Failure to adequately instruct upon a defense or defense theory implicates the defendant’s state (Art. I, § 15 and § 16) and federal (6th and 14th Amendments) constitutional rights to trial by jury, compulsory process and due process. [See FORECITE PG VII(C).]
The Instruction Violates The Due Process And Trial By Jury Clauses Of The Federal Constitution (6th and 14th Amendments)
Accordingly, the language of CJ 12.06(4) takes a permissible inference and transforms it into a mandatory presumption in violation of the federal Constitution. (County Court of Ulster County v. Allen (79) 442 US 140, 157-159 [60 LEd2d 777; 99 SCt 2213]; People v. Roder (83) 33 C3d 491, 496-504 [189 CR 501].) Thus, in a case where CJ 12.06(4) is used, it should be contended that the instruction is violative of the federal Constitution.
[Additional briefing on this issue is available to FORECITE subscribers. Ask for Brief Bank # B-764a & B-764b.] Ask for Brief Bank # B-764a & B-764b.]
Momentary Possession: Even If Defense Not Proven; Prosecution
Must Still Prove Elements Of Charge And Jury Must Consider Evidence Of Momentary
Possession As To The Elements
*Add to CJ 12.06:
a. Even if the defendant does not prove momentary possession, the prosecution must still prove every element of the charge beyond a reasonable doubt.
b. In deciding whether the prosecution has met its burden to prove every element beyond a reasonable doubt, you must consider all the evidence, including that which relates to the defense of momentary possession, even if you conclude that the defendant did not prove the defense.
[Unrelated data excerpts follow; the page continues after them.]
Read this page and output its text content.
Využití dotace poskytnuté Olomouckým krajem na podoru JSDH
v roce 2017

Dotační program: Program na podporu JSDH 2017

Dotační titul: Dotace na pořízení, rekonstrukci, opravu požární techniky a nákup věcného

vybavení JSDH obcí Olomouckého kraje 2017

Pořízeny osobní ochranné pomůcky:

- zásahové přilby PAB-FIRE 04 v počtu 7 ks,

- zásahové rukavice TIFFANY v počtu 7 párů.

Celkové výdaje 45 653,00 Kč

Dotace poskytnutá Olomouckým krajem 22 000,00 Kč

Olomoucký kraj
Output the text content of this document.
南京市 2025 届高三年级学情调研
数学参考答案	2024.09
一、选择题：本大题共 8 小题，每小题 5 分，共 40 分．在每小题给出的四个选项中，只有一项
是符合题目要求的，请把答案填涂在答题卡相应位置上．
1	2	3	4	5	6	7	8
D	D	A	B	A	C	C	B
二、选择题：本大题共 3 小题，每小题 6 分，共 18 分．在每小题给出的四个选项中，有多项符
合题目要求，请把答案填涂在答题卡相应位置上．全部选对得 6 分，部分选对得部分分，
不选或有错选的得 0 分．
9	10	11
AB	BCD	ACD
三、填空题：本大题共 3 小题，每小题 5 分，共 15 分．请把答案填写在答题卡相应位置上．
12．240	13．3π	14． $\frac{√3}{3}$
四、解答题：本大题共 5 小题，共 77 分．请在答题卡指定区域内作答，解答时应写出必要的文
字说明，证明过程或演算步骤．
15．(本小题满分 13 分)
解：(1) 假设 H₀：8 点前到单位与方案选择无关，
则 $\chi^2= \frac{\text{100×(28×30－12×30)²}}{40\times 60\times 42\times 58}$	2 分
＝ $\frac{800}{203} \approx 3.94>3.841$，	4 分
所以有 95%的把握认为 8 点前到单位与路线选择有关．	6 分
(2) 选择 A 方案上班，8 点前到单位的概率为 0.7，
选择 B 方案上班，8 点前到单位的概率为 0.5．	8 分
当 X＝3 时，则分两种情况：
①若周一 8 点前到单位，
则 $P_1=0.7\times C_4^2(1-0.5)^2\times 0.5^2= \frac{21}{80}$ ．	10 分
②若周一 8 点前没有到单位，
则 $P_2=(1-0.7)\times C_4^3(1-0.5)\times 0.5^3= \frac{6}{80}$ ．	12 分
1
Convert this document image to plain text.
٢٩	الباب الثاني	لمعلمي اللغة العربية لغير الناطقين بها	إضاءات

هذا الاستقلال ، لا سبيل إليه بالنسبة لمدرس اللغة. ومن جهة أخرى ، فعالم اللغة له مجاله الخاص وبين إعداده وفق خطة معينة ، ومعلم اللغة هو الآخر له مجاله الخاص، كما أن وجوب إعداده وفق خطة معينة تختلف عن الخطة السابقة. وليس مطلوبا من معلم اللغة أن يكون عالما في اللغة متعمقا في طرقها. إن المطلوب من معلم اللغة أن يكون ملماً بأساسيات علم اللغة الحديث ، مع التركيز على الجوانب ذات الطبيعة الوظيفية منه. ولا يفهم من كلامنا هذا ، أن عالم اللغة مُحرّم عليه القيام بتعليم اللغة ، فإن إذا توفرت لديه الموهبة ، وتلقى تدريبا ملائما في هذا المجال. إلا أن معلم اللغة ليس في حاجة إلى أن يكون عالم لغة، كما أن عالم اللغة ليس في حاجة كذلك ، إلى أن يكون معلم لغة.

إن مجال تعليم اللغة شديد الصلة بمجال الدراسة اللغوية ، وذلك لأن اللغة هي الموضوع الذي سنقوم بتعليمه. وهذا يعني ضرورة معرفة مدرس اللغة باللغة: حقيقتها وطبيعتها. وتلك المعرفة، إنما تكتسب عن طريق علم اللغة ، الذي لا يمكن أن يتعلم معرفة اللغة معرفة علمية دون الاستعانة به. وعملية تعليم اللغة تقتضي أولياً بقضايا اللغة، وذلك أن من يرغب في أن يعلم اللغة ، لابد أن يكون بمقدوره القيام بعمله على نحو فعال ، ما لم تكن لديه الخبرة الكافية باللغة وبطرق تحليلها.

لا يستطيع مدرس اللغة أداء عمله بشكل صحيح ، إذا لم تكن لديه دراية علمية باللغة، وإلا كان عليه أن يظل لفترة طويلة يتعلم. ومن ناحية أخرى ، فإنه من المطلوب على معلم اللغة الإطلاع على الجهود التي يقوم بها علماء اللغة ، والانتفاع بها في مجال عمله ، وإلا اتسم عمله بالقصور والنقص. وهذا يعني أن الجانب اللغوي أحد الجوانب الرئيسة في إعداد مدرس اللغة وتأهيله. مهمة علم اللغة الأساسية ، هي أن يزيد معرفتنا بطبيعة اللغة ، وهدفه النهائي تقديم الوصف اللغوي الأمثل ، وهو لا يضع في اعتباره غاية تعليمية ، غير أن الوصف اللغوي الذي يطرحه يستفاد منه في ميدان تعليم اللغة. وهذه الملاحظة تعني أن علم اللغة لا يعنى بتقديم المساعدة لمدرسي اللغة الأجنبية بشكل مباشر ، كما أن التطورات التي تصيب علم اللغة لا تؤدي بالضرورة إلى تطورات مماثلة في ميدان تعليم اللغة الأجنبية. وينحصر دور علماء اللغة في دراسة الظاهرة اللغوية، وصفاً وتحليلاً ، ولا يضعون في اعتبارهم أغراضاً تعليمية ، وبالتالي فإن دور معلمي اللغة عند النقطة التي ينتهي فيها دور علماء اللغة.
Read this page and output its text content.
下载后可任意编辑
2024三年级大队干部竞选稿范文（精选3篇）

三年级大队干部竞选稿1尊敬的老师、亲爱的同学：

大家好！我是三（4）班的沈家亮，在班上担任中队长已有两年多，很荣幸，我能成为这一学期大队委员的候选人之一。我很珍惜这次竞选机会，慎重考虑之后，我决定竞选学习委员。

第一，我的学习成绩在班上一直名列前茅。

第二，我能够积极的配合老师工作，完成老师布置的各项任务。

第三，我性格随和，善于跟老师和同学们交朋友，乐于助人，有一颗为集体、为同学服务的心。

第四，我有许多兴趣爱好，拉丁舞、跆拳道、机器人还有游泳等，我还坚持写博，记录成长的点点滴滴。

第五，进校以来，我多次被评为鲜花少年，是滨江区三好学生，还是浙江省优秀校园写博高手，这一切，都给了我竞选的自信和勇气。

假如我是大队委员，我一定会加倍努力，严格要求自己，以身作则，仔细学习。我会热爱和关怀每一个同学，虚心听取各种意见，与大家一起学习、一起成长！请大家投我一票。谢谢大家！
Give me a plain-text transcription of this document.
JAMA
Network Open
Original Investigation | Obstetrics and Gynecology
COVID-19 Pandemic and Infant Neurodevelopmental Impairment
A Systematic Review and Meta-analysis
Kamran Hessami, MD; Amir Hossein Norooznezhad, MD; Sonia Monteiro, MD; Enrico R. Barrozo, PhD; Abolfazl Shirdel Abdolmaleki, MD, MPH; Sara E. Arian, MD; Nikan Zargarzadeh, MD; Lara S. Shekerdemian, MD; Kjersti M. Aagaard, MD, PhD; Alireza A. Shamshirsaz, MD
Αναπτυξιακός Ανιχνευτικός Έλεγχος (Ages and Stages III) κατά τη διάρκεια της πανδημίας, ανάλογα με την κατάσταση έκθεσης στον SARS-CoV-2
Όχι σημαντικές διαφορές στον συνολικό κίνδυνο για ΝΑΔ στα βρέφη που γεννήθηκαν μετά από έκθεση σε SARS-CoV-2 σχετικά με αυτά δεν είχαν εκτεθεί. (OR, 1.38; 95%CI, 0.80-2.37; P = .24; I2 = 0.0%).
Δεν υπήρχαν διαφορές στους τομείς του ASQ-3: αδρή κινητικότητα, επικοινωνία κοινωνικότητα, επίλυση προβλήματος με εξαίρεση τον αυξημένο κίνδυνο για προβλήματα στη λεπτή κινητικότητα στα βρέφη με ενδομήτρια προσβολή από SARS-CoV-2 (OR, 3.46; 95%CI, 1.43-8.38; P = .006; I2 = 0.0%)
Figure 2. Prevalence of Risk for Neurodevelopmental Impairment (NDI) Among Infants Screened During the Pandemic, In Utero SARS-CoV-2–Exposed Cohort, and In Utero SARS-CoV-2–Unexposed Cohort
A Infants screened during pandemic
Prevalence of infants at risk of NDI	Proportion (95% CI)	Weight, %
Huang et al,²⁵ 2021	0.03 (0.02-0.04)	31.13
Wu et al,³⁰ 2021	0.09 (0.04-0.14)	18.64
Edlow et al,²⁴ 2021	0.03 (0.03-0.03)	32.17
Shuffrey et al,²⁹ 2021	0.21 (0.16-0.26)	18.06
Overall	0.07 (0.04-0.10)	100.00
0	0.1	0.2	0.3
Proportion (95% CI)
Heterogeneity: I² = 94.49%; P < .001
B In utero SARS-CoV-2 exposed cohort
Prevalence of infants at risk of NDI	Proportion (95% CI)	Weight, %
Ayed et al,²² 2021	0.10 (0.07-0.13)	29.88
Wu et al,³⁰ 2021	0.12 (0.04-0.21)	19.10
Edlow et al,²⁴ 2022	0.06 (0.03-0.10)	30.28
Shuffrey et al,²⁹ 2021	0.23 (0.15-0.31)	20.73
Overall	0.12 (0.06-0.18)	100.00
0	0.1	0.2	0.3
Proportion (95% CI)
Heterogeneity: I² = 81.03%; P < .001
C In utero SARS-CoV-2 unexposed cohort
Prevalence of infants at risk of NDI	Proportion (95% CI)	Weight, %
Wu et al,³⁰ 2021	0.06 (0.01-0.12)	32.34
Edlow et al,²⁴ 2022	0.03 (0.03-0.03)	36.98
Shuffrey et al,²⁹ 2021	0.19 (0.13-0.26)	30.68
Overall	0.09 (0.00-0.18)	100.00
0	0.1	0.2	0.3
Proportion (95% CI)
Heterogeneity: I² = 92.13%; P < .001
The defendant’s burden as to this defense does not in any way relieve the prosecution of its burden to prove every element of the charge beyond a reasonable doubt.
Points and Authorities
(See FORECITE F 4.000a.)
Unintentional Possession/Momentary Possession
*Replace to CJ 12.06 with the following when appropriate:
When a person possesses ______________[insert type of contraband] without knowing that [he][she] has possession of it and [he][she] later learns that [he][she] has possession, [he][she] does not automatically violate the law. The person violates the law only if [he][she] intentionally continues to possess the ______________[contraband] without taking immediate steps to relinquish possession of it.
Points and Authorities
When the defendant’s temporary possession is unintentional — e.g., where unknowing possession is discovered — the defendant has a right to an instruction which informs the jury that unintentional temporary possession is not a violation of the statute. (People v. Jeffers (96) 41 CA4th 917, 924 [49 CR2d 86].) For example, in U.S. v. Smith (9th Cir. 2000) 217 F3d 746, 750 it was reversible error to refuse the following instruction:
“If you find … [t]hat prior to learning that the firearm shot automatically more than one shot, without manual reloading, by a single function of the trigger, the defendant believed it was semiautomatic firearm (i.e., a firearm which requires a function of the trigger for each shot) and, upon learning that the firearm shot automatically more than one shot, without manual reloading, by a single function of the trigger, promptly initiated action to have the firearm modified to a semiautomatic firearm, you should find the defendant not guilty.”
Failure to adequately instruct the jury upon matters relating to proof of any element of the charge and/or the prosecution’s burden of proof thereon violates the defendant’s state (Art. I, § 15 and § 16) and federal (6th and 14th Amendments) constitutional rights to trial by jury and due process. [See generally, FORECITE PG VII(C).]